Was ein Nagel ist, weiß die heutige Jugend, was ein Wolferl ist, das wage ich schon anzuzweifeln. Das „Wolferldrehen“ hat sich in den Gassen und Straßen unserer Stadt aufgehört, der hektische Verkehr vertreibt das Spiel, das ich noch vor rund 40 Jahren betreiben konnte.
Aber die Namen „Nagl“ und „Wolferl“ sind nach wie vor ein Begriff in Wien! Am 13. November 1970 wurde dem Ehepaar Wolfsecker, uns Wienern besser bekannt als die Volkssängerin Maly Nagl und ihr Mann, der Wienerlieder-Komponist Fritz Wolferl, im Roten Salon des Rathauses der Stadt Wien das Silberne Ehrenzeichen unserer Vaterstadt verliehen.
Beide erhielten diese Auszeichnung für die Verdienste um diese Stadt, beide werden geehrt, weil sie bald 50 Jahre gemeinsam die Lieder unseres Wiens gesungen und in aller Welt populär gemacht haben.
Der Vater von Fritz Wolferl war der allseits bekannte und beliebte „Tambour-Wolferl“. Der Familienname Wolfsecker war zu lang, der Tambour ein Mann von kleinem Wuchs, also hatte er seinen Spitznamen „Wolferl“ weg. Der blieb sein Künstlername und wurde auch der seines Sohnes.
Ich selbst hatte noch nach 1945 des Öfteren Gelegenheit, die „Schlagfertigkeit“ des „Deutschmeister-Wolferl“ auf der Trommel zu bewundern, „ein kleiner Mann, ein großer Musiker“, was Wunder, dass die Musikalität auf den am 29. September 1899 geborenen Fritz überging. Aber ich bitte Fritz um Vorrang für seine liebe Frau Maly, „Ladies first“ oder auf gut wienerisch, „z’erst die Damen …“
Die Maly Nagl war mit ihrer Schwester Mizzi eine Attraktion. Die „Nagl-Mädln“ waren Natursängerinnen, und sie waren die Sterne beim Salonheurigen Wolf in Pötzleinsdorf, in der berühmten „Waldschnepfen“ in Dornbach und auch im ersten Kabarett der inneren Stadt, der „Fledermaus“, um die zehner Jahre.

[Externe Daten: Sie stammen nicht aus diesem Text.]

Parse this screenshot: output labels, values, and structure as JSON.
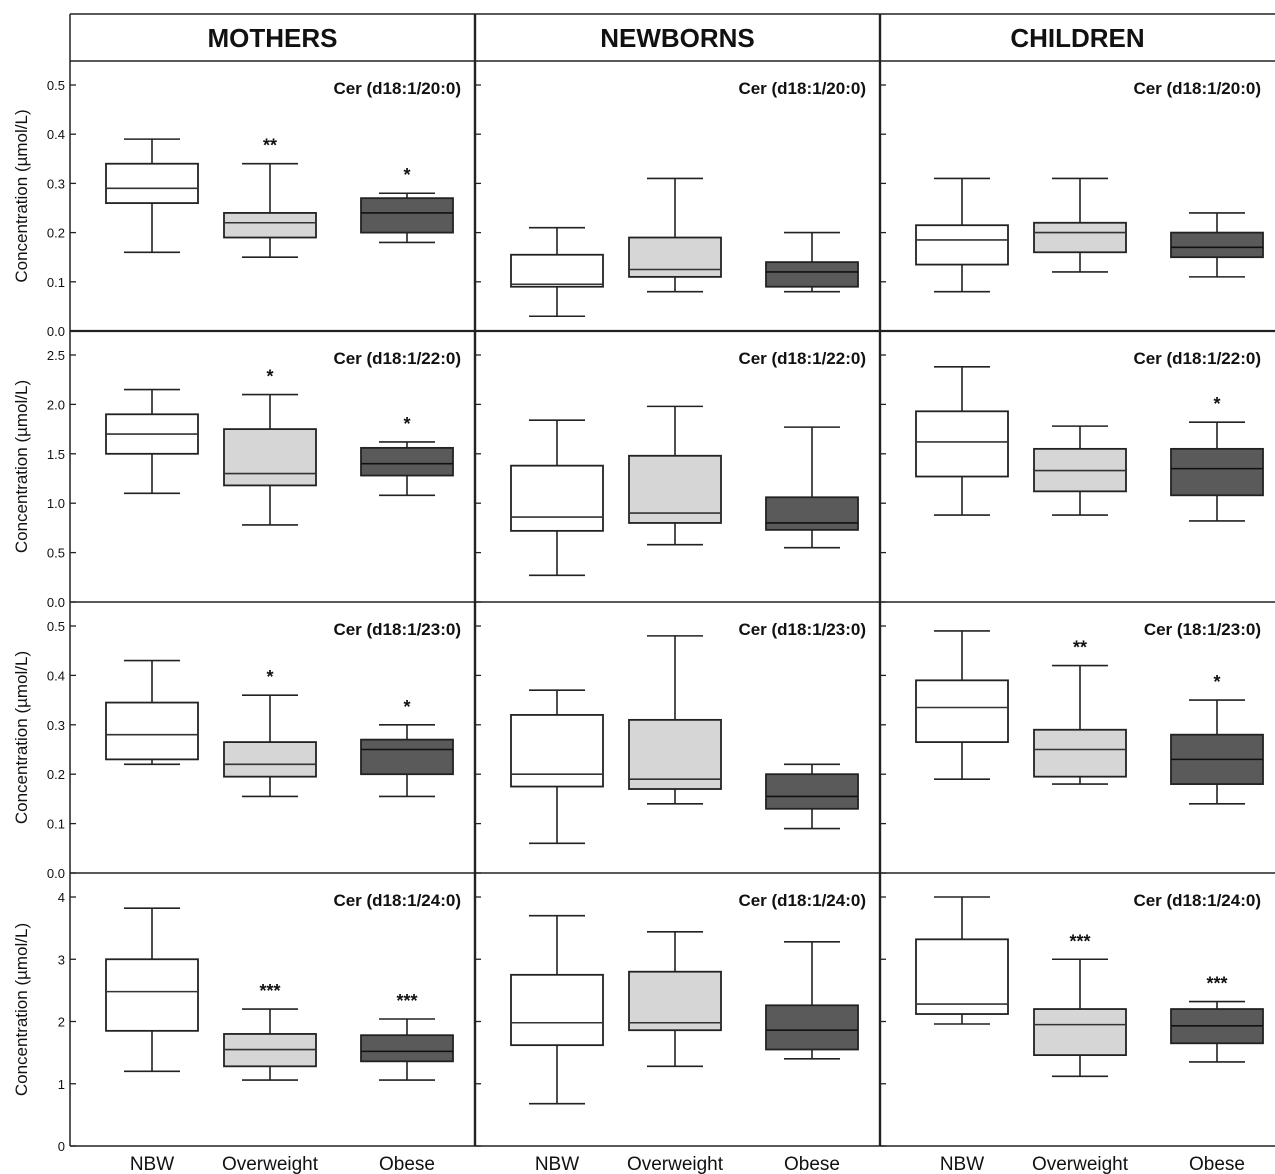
{
  "chart_data": {
    "type": "boxplot",
    "columns": [
      "MOTHERS",
      "NEWBORNS",
      "CHILDREN"
    ],
    "categories": [
      "NBW",
      "Overweight",
      "Obese"
    ],
    "ylabel": "Concentration (µmol/L)",
    "colors": {
      "NBW": "#ffffff",
      "Overweight": "#d6d6d6",
      "Obese": "#5a5a5a"
    },
    "rows": [
      {
        "ylim": [
          0,
          0.55
        ],
        "yticks": [
          "0.0",
          "0.1",
          "0.2",
          "0.3",
          "0.4",
          "0.5"
        ],
        "panels": [
          {
            "title": "Cer (d18:1/20:0)",
            "boxes": [
              {
                "min": 0.16,
                "q1": 0.26,
                "median": 0.29,
                "q3": 0.34,
                "max": 0.39,
                "sig": ""
              },
              {
                "min": 0.15,
                "q1": 0.19,
                "median": 0.22,
                "q3": 0.24,
                "max": 0.34,
                "sig": "**"
              },
              {
                "min": 0.18,
                "q1": 0.2,
                "median": 0.24,
                "q3": 0.27,
                "max": 0.28,
                "sig": "*"
              }
            ]
          },
          {
            "title": "Cer (d18:1/20:0)",
            "boxes": [
              {
                "min": 0.03,
                "q1": 0.09,
                "median": 0.095,
                "q3": 0.155,
                "max": 0.21,
                "sig": ""
              },
              {
                "min": 0.08,
                "q1": 0.11,
                "median": 0.125,
                "q3": 0.19,
                "max": 0.31,
                "sig": ""
              },
              {
                "min": 0.08,
                "q1": 0.09,
                "median": 0.12,
                "q3": 0.14,
                "max": 0.2,
                "sig": ""
              }
            ]
          },
          {
            "title": "Cer (d18:1/20:0)",
            "boxes": [
              {
                "min": 0.08,
                "q1": 0.135,
                "median": 0.185,
                "q3": 0.215,
                "max": 0.31,
                "sig": ""
              },
              {
                "min": 0.12,
                "q1": 0.16,
                "median": 0.2,
                "q3": 0.22,
                "max": 0.31,
                "sig": ""
              },
              {
                "min": 0.11,
                "q1": 0.15,
                "median": 0.17,
                "q3": 0.2,
                "max": 0.24,
                "sig": ""
              }
            ]
          }
        ]
      },
      {
        "ylim": [
          0,
          2.6
        ],
        "yticks": [
          "0.0",
          "0.5",
          "1.0",
          "1.5",
          "2.0",
          "2.5"
        ],
        "panels": [
          {
            "title": "Cer (d18:1/22:0)",
            "boxes": [
              {
                "min": 1.1,
                "q1": 1.5,
                "median": 1.7,
                "q3": 1.9,
                "max": 2.15,
                "sig": ""
              },
              {
                "min": 0.78,
                "q1": 1.18,
                "median": 1.3,
                "q3": 1.75,
                "max": 2.1,
                "sig": "*"
              },
              {
                "min": 1.08,
                "q1": 1.28,
                "median": 1.4,
                "q3": 1.56,
                "max": 1.62,
                "sig": "*"
              }
            ]
          },
          {
            "title": "Cer (d18:1/22:0)",
            "boxes": [
              {
                "min": 0.27,
                "q1": 0.72,
                "median": 0.86,
                "q3": 1.38,
                "max": 1.84,
                "sig": ""
              },
              {
                "min": 0.58,
                "q1": 0.8,
                "median": 0.9,
                "q3": 1.48,
                "max": 1.98,
                "sig": ""
              },
              {
                "min": 0.55,
                "q1": 0.73,
                "median": 0.8,
                "q3": 1.06,
                "max": 1.77,
                "sig": ""
              }
            ]
          },
          {
            "title": "Cer (d18:1/22:0)",
            "boxes": [
              {
                "min": 0.88,
                "q1": 1.27,
                "median": 1.62,
                "q3": 1.93,
                "max": 2.38,
                "sig": ""
              },
              {
                "min": 0.88,
                "q1": 1.12,
                "median": 1.33,
                "q3": 1.55,
                "max": 1.78,
                "sig": ""
              },
              {
                "min": 0.82,
                "q1": 1.08,
                "median": 1.35,
                "q3": 1.55,
                "max": 1.82,
                "sig": "*"
              }
            ]
          }
        ]
      },
      {
        "ylim": [
          0,
          0.5
        ],
        "yticks": [
          "0.0",
          "0.1",
          "0.2",
          "0.3",
          "0.4",
          "0.5"
        ],
        "panels": [
          {
            "title": "Cer (d18:1/23:0)",
            "boxes": [
              {
                "min": 0.22,
                "q1": 0.23,
                "median": 0.28,
                "q3": 0.345,
                "max": 0.43,
                "sig": ""
              },
              {
                "min": 0.155,
                "q1": 0.195,
                "median": 0.22,
                "q3": 0.265,
                "max": 0.36,
                "sig": "*"
              },
              {
                "min": 0.155,
                "q1": 0.2,
                "median": 0.25,
                "q3": 0.27,
                "max": 0.3,
                "sig": "*"
              }
            ]
          },
          {
            "title": "Cer (d18:1/23:0)",
            "boxes": [
              {
                "min": 0.06,
                "q1": 0.175,
                "median": 0.2,
                "q3": 0.32,
                "max": 0.37,
                "sig": ""
              },
              {
                "min": 0.14,
                "q1": 0.17,
                "median": 0.19,
                "q3": 0.31,
                "max": 0.48,
                "sig": ""
              },
              {
                "min": 0.09,
                "q1": 0.13,
                "median": 0.155,
                "q3": 0.2,
                "max": 0.22,
                "sig": ""
              }
            ]
          },
          {
            "title": "Cer (18:1/23:0)",
            "boxes": [
              {
                "min": 0.19,
                "q1": 0.265,
                "median": 0.335,
                "q3": 0.39,
                "max": 0.49,
                "sig": ""
              },
              {
                "min": 0.18,
                "q1": 0.195,
                "median": 0.25,
                "q3": 0.29,
                "max": 0.42,
                "sig": "**"
              },
              {
                "min": 0.14,
                "q1": 0.18,
                "median": 0.23,
                "q3": 0.28,
                "max": 0.35,
                "sig": "*"
              }
            ]
          }
        ]
      },
      {
        "ylim": [
          0,
          4.2
        ],
        "yticks": [
          "0",
          "1",
          "2",
          "3",
          "4"
        ],
        "panels": [
          {
            "title": "Cer (d18:1/24:0)",
            "boxes": [
              {
                "min": 1.2,
                "q1": 1.85,
                "median": 2.48,
                "q3": 3.0,
                "max": 3.82,
                "sig": ""
              },
              {
                "min": 1.06,
                "q1": 1.28,
                "median": 1.55,
                "q3": 1.8,
                "max": 2.2,
                "sig": "***"
              },
              {
                "min": 1.06,
                "q1": 1.36,
                "median": 1.52,
                "q3": 1.78,
                "max": 2.04,
                "sig": "***"
              }
            ]
          },
          {
            "title": "Cer (d18:1/24:0)",
            "boxes": [
              {
                "min": 0.68,
                "q1": 1.62,
                "median": 1.98,
                "q3": 2.75,
                "max": 3.7,
                "sig": ""
              },
              {
                "min": 1.28,
                "q1": 1.86,
                "median": 1.98,
                "q3": 2.8,
                "max": 3.44,
                "sig": ""
              },
              {
                "min": 1.4,
                "q1": 1.55,
                "median": 1.86,
                "q3": 2.26,
                "max": 3.28,
                "sig": ""
              }
            ]
          },
          {
            "title": "Cer (d18:1/24:0)",
            "boxes": [
              {
                "min": 1.96,
                "q1": 2.12,
                "median": 2.28,
                "q3": 3.32,
                "max": 4.0,
                "sig": ""
              },
              {
                "min": 1.12,
                "q1": 1.46,
                "median": 1.95,
                "q3": 2.2,
                "max": 3.0,
                "sig": "***"
              },
              {
                "min": 1.35,
                "q1": 1.65,
                "median": 1.93,
                "q3": 2.2,
                "max": 2.32,
                "sig": "***"
              }
            ]
          }
        ]
      }
    ]
  }
}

Am 10. September 1908 finde ich im „Wiener Theater Courier“ eine Notiz: „Die Schwestern Nagl sind echte Mädel aus dem Volk, die Töchter einfacher Leute. In ihrem Fach sind sie Naturtalente. Sie kennen keine Note und singen dennoch ganz herrlich. Stimme ist genügend vorhanden … Ihr Vortrag hat etwas Herzliches …, ihre Bewegungen sind kokett, doch ist es keine berechnende Koketterie.“
Soweit der Kritiker von damals. Nun, seit damals hat sich sehr vieles gewandelt im Laufe der Jahre, aber die Liebe zu Wien und seinem schönen Liederschatz leuchtet der Jubilarin noch immer aus den Augen, und nach wie vor ist sie nicht abgeneigt, zu singen.
„So ganz unter uns dudel i schon noch eines“, verrät sie. „Ich muß alle Tag’ mei Wiener Lied hören“ oder „I häng’ an meiner Weana-Stadt“ — das sind Lieder vom Fritzl, die sie besonders gerne singt.
Und da sind wir wieder beim Fritz Wolferl, der anfangs nicht gleich mit dem Wienerlied-Komponieren anfing. Mit 16 Jahren prophezeite man ihm eine große Karriere als Geiger, aber dieser stand leider der Erste Weltkrieg und eine Handverletzung, die er aus dem Krieg davontrug, im Wege. Fritz wurde Schlagzeuger und Sänger, von der Kaiserbar kam er zur „RAVAG“, wo er eine wöchentliche Abendsendung „60 Minuten Barmusik“ betreute.
Nebenbei spazierte er viel durch seine Heimatstadt, Ausgleichssport zur sitzenden Tätigkeit, und sammelte diese so gewonnenen Eindrücke im Gedächtnis, begann sie dann niederzuschreiben Und so entstanden die ersten Texte, die immer originell waren.
Ein Freund fragte ihn einmal: „Woher nimmst du diese Einfälle?“
„Geh’ langsam durch die alten Gassen“, antwortete ihm der Fritzl, und schon war wieder ein Wienerliedtext geboren. Der „Schottenfeldermarsch“, den der Schmid-Hansl (über den ich sicherlich auch bald berichten darf) so einmalig bringt, „Wer das Wienerlied erfunden, ja der g’hört in Gold gebunden“ sind von ihm.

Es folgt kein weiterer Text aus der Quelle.